DataSift fits in that second category of Big Data above. It is not building another Hadoop stack or even a Hadoop stack in the cloud. Instead the company has built a powerful platform and query engine that can sift through huge streams of real time data and find specific phrases, measure sentiment or find patterns. What is compelling about the technology is that it manages to be incredibly powerful, while at the same time, simple and accessible to use.
A user can go online, sign up, pay $100 dollars and using a visual interface, construct a sample query and run it against Twitter, blogs and every news source known to man. No complex analysis, no need to install software, and with the new user interface that was deployed last month, no need to learn the underlying language (although a more technical user can easily opt to look at the underlying Curated Stream Definition Language – CSDL – to write more complex queries). Finally, the platform allows users to query unstructured enterprise data as well as third party data.
Fires need fuel and Big Data engines need streams of Big Data. If you build an engine for querying large streams of real-time data, you pretty quickly want to point that engine at the mother lode of data streams, which is in social media and Twitter in particular. The Twitter stream is growing exponentially, and it has become the information pulse of the planet.
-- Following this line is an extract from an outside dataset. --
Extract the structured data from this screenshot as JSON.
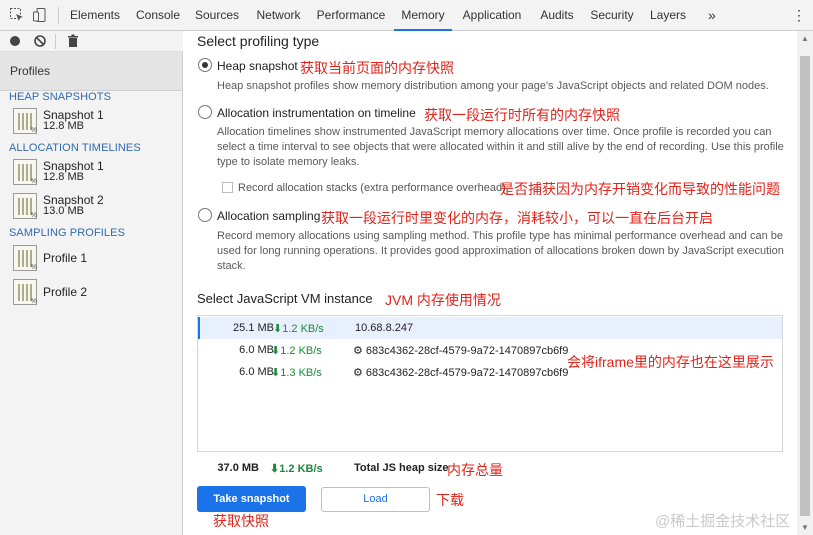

Companies want to monitor that pulse for reasons that range from customer support to sentiment analysis, and news tracking, but how do you look at 500 MM unfiltered tweets a day?
You don’t. Through a partnership with Twitter, DataSift has full access to the Twitter firehouse. A customer can write a query, run it against the entire Twitter stream and set it up so that, on an ongoing basis, the results stream real time into a business application. The customer can filter by Klout score, geo location, gender, language, subject or any combination thereof. From 500 MM tweets the customer gets only the two, ten or one hundred tweets that matter to them.
Say you want to track every mention on Twitter relating to cars or any related term and you want to limit the search to males, within a certain age, based in or around Texas. The screenshots below showcase how easy it is to build the query.
1. Selecting Tweets by Geo
2. Selecting Tweets by Age
3. Final Query with Geo, Age and Subject Filter
The query can be set to run continuously against multiple feeds with the results pushed directly into an application which can provide user alerts, take action or simply follow what is going on. Maybe the purpose is as simple as just tracking consumer sentiment, or as narrowly commercial as finding auto enthusiasts in Texas that might be willing to test drive an electric car (maybe narrow the search to Austin).
DataSift works really well with software developers and application developers of all sorts. Part of how we discovered Datasift, was by seeing many of our software companies looking to partner with them to get access to the world of unstructured data DataSift handles the backend of managing the platform, integrating the data feeds and running the queries. The application company builds the application through which the results of the query are integrated into the enterprise workflow. Sample use cases include: customer support, lead generation, news tracking and financial trading. The company is also working with ERP vendors and relational BI tool vendors to enable easy integration of structured and unstructured data at the reporting tool level.
Just as Business Objects and Cognos were the query building tools of the relational database world, we believe that DataSift can be the query building tool for real-time streaming data. The way to make that happen will be to empower developers and end users to easily query all the data that is out there, and then let those developers find uses for that data, uses the Company has not even dreamed of.
We are excited to be working with @nik, @rmb and the team @DataSift.